Turnout was expected to be much higher than in previous times on Election Day Tuesday when U.S. voters headed to the polls to choose their representatives in both chambers of Congress in the midterm elections.
According to Michael McDonald of U.S. Election Project -- which tracks election turnout -- 38.8 million Americans cast their ballots ahead of the Election Day, surpassing the 27.4 million in the 2014 midterms.
A poll on Sunday by ABC News and The Washington Post found that 80 percent of registered voters are "certain to vote" or have already voted this year, compared with 65 percent in 2014 and 71 percent in 2010.
Meanwhile, young voters, who in the past have been regarded as an unreliable voting group, are projected to make a difference this time around.
A survey by the Pew Research Center in June showed as of April, 59 percent of eligible adult voters are under 53 -- or of the so-called Generation X or younger -- compared with the 53 percent that this age group accounted for in the 2014 midterms.

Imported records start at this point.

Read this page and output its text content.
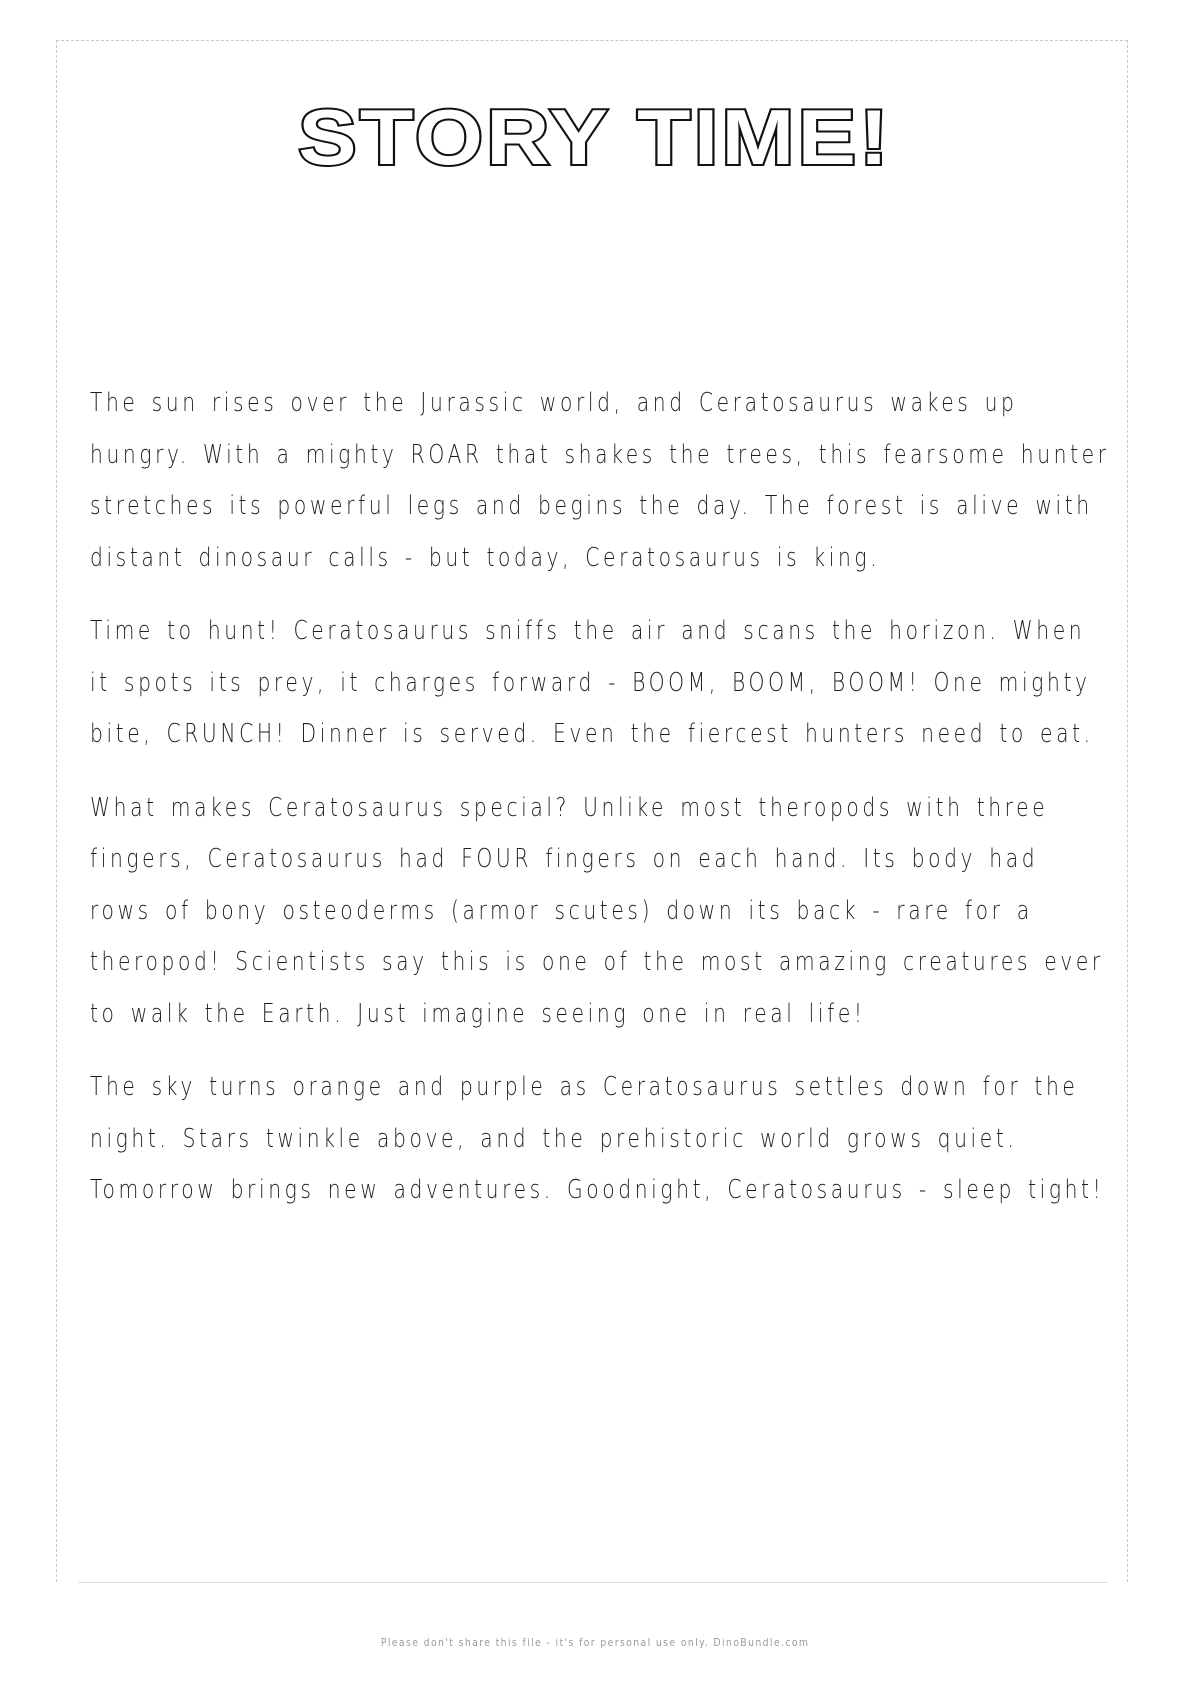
STORY TIME!

The sun rises over the Jurassic world, and Ceratosaurus wakes up hungry. With a mighty ROAR that shakes the trees, this fearsome hunter stretches its powerful legs and begins the day. The forest is alive with distant dinosaur calls - but today, Ceratosaurus is king.

Time to hunt! Ceratosaurus sniffs the air and scans the horizon. When it spots its prey, it charges forward - BOOM, BOOM, BOOM! One mighty bite, CRUNCH! Dinner is served. Even the fiercest hunters need to eat.

What makes Ceratosaurus special? Unlike most theropods with three fingers, Ceratosaurus had FOUR fingers on each hand. Its body had rows of bony osteoderms (armor scutes) down its back - rare for a theropod! Scientists say this is one of the most amazing creatures ever to walk the Earth. Just imagine seeing one in real life!

The sky turns orange and purple as Ceratosaurus settles down for the night. Stars twinkle above, and the prehistoric world grows quiet. Tomorrow brings new adventures. Goodnight, Ceratosaurus - sleep tight!

Please don't share this file - it's for personal use only. DinoBundle.com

As far as partisan affiliation is concerned, young Democrats appear more willing to make their voices heard than their Republicans counterparts this cycle.

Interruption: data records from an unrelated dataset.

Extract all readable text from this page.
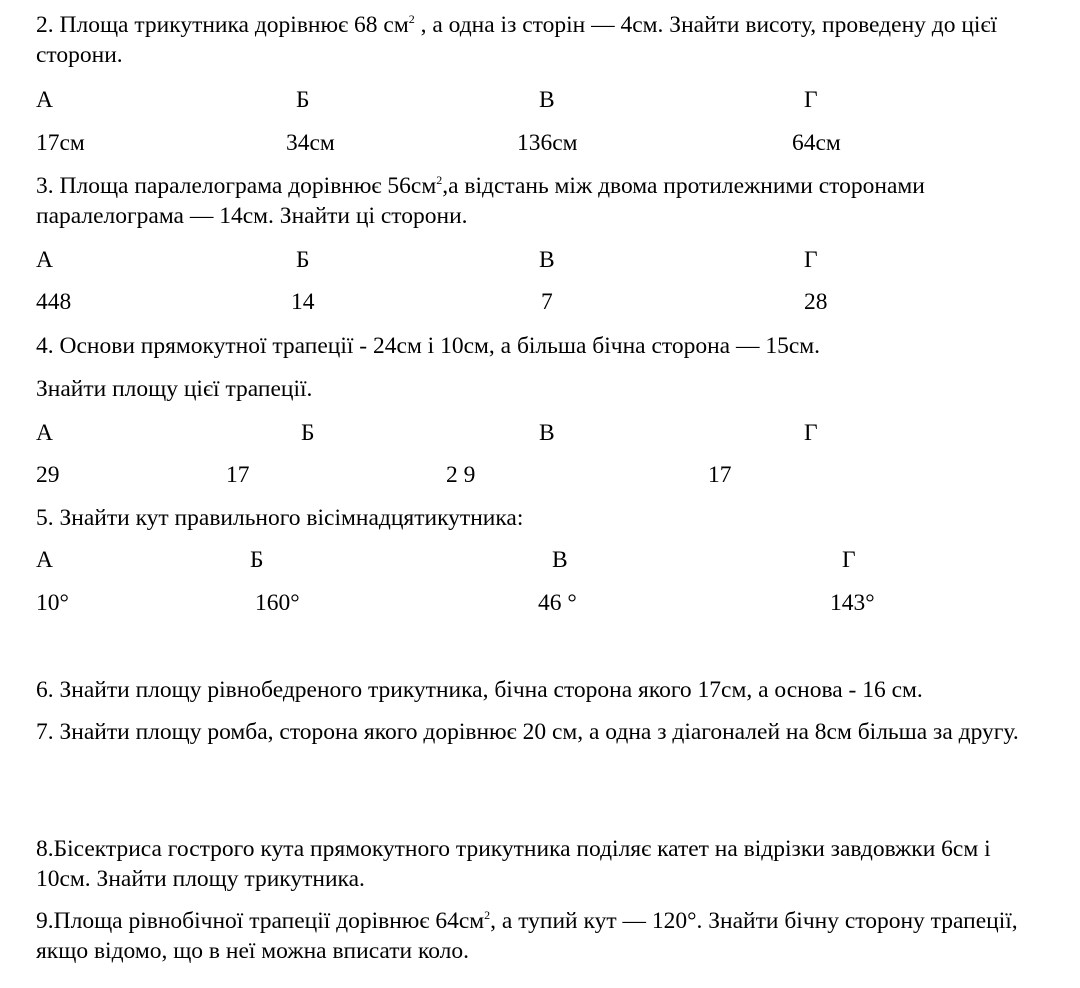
2. Площа трикутника дорівнює 68 $см^2$ , а одна із сторін — 4см. Знайти висоту, проведену до цієї сторони.

А	Б	В	Г
17см	34см	136см	64см

3. Площа паралелограма дорівнює $56см^2,а$ відстань між двома протилежними сторонами паралелограма — 14см. Знайти ці сторони.

А	Б	В	Г
448	14	7	28

4. Основи прямокутної трапеції - 24см і 10см, а більша бічна сторона — 15см.

Знайти площу цієї трапеції.

А	Б	В	Г
29	17	2 9	17

5. Знайти кут правильного вісімнадцятикутника:

А	Б	В	Г
10°	160°	46 °	143°

6. Знайти площу рівнобедреного трикутника, бічна сторона якого 17см, а основа - 16 см.

7. Знайти площу ромба, сторона якого дорівнює 20 см, а одна з діагоналей на 8см більша за другу.

8.Бісектриса гострого кута прямокутного трикутника поділяє катет на відрізки завдовжки 6см і 10см. Знайти площу трикутника.

9.Площа рівнобічної трапеції дорівнює $64см^2$, а тупий кут — 120°. Знайти бічну сторону трапеції, якщо відомо, що в неї можна вписати коло.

A poll in October by the Institute of Politics at Harvard Kennedy School found that for 18-to-29-year olds, 40 percent report that they will "definitely vote" in the midterms, with 54 percent of Democrats, 43 percent of Republicans and 24 percent of Independents considered likely voters.
The minorities and Latinos, outraged by Trump's attack on caravan migrants, are ready to help Democrats change the congressional landscape. Pew estimates 55 percent of Spaniards are enthusiastic about voting in this election, compared with 37 percent in 2014.

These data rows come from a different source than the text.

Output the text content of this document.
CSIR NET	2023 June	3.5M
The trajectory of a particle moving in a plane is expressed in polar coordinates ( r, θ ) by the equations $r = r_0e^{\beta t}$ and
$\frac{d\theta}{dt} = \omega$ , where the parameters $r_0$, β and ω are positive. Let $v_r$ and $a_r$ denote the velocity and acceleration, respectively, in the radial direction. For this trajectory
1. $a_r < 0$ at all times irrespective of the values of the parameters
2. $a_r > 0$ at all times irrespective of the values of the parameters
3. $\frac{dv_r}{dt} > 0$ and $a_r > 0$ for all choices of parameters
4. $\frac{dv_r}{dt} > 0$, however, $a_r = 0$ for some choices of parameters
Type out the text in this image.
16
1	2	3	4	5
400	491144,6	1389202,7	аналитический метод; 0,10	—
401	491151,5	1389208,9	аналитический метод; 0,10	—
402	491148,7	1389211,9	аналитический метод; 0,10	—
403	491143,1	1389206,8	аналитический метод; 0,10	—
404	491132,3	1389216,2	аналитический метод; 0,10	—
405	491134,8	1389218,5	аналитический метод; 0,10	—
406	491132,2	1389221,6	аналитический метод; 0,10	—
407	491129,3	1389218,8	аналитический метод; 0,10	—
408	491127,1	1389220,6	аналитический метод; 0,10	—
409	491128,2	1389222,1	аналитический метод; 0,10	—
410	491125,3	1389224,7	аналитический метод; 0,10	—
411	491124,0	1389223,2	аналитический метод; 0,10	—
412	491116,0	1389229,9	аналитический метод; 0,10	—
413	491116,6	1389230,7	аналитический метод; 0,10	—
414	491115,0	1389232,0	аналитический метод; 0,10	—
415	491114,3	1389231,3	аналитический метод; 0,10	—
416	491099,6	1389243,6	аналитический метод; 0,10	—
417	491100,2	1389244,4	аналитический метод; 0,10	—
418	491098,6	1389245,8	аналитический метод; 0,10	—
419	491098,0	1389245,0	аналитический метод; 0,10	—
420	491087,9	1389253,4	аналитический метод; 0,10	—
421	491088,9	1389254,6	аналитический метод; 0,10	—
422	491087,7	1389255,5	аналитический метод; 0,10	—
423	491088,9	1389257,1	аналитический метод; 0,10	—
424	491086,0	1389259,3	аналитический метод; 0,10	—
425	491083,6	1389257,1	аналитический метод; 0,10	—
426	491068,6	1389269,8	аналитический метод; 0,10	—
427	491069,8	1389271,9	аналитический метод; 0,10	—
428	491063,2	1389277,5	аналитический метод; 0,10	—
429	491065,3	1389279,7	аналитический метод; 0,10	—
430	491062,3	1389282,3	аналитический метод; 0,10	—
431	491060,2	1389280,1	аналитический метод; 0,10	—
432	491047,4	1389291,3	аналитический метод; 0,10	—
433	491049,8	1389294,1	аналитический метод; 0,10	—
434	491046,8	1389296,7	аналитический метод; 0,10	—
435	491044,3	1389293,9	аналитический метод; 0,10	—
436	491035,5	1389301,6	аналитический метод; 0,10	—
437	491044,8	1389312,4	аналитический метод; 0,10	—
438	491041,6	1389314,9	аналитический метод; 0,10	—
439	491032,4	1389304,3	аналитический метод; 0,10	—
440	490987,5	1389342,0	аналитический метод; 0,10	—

While an August poll by Rasmussen Report indicated Trump's approval rating among African Americans doubled year-on-year to reach 36 percent, most analysts still believe African Americans belong to the Democratic camp. A low turnout of this minority group was thought to have contributed to Trump's victory in the 2016 presidential election.
Another demographic factor key to the Democrats is the number of women voters. According to media reports, among the record number of female candidates running for House seats this year, 185 are Democrats while 52 are Republicans, meaning that a large number of women voters could potentially tilt the results toward the Democrats.
The 2018 midterm elections involve 35 Senate seats, all 435 House seats, as well as 36 gubernatorial seats.